LEONARD COHEN : Le retour du prophète
24 mois à peine se sont écoulés depuis l’émotionnel « Old Ideas », pour célébrer ses 80 printemps- et notre Automne- Léonard Cohen, le légendaire prophète feuj, nous offre « Popular Problems », son éblouissant 13éme album.

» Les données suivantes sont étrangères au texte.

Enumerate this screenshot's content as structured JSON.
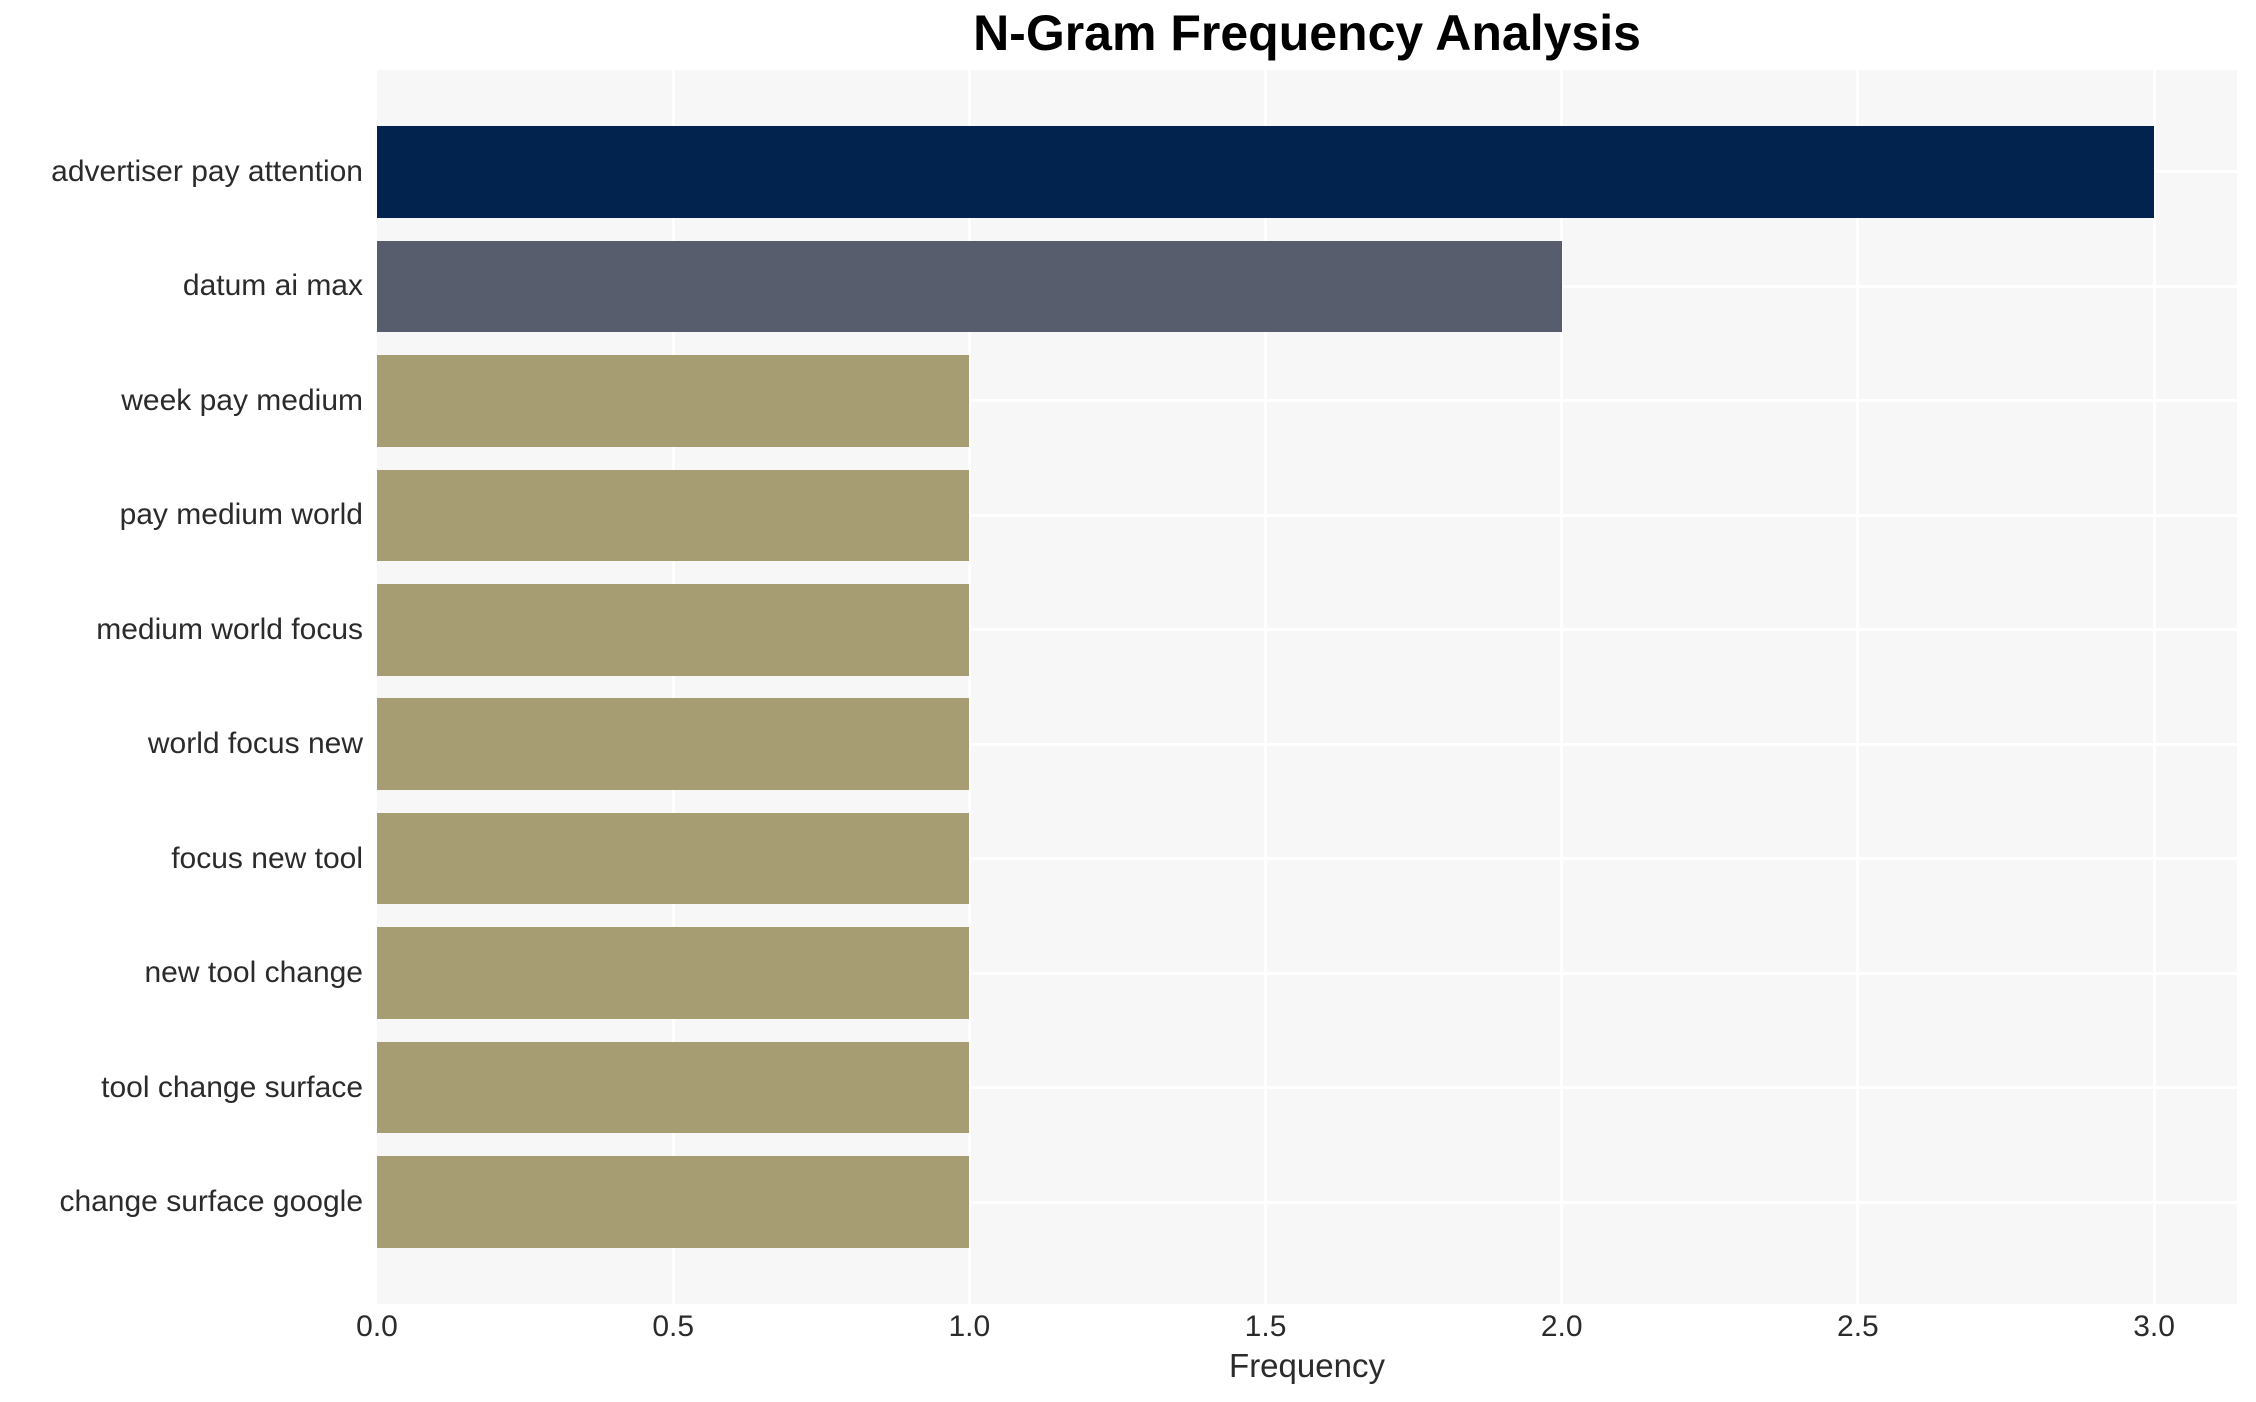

Quarante sept années d’un exercice impeccable de la plus pure poésie rock, qui pourrait encore douter du génie de l’inclassable chanteur canadien ? Seul Dylan, peut être, peut encore soutenir la comparaison : Leonard Cohen plus qu’un monument vivant reste avant tout un extraordinaire passeur de sentiments, de ce judaïsme à fleur de peau à décrypter entre les lignes de ses poèmes. Prenez ce premier single « Almost Like The Blues » : « I let my heart get frozen/To keep away the rot/My father said I’m chosen/My mother said I’m not/I listened to their story/Of the Gypsies and the Jews/It was good, it wasn’t boring/It was almost like the blues (J’ai laissé geler mon cœur/ Pour éloigner la pourriture/Ma mère me disait que je n’/Ecoutais pas son histoire/ Sur les Gitans et les Juifs/ C’était bon, ce n’était pas ennuyeux/ C’était presque comme le blues.) Comment ne pas songer à cet ultime lieu funeste où juifs et gitans se retrouvèrent derrière l’horreur des barbelés des camps de la mort ?
Hallelujah
De même, dans la dernière chanson de l’album « You Got Me Singing », dédiée à ses aficionados qui « l’ont poussé à chanter », Cohen cite son propre hit… « Hallelujah ». La joie indicible et le spleen ultime, l’espoir et l’abattement, l’allégresse et la tristesse cohabitent dans ces neufs titres émotionnels dédiés à son Maitre zen Kyozan Joshu Sasaki emporté en juillet dernier à l’âge vénérable de 107 ans. Prendre son temps, prendre tout le recul nécessaire, l’enseignement a porté ses fruits : Leonard prône son amour de la lenteur (« Slow ») ou projette Samson le héros Biblique dans les rues de la Nouvelle Orléans, il se raconte né enchainé mais libéré d’Egypte (« Born In Chains »). Mais lorsqu’il chante « Nevermind » une voix féminine lui répond en écho : « salaam » (paix). Chez Cohen, l’amour est toujours au rendez vous, en moteur de son âme. Et les chœurs féminins épaulent cette voix grave si touchante, si attachante, comme une prière profane scandée du plus profond. La main gauche dans la poche, la droite appuyée sur une canne, avec tous les joyaux « chantés-parlés » de son « Popular Problems » Leonard Cohen solide comme le roc peut continuer à défier le temps.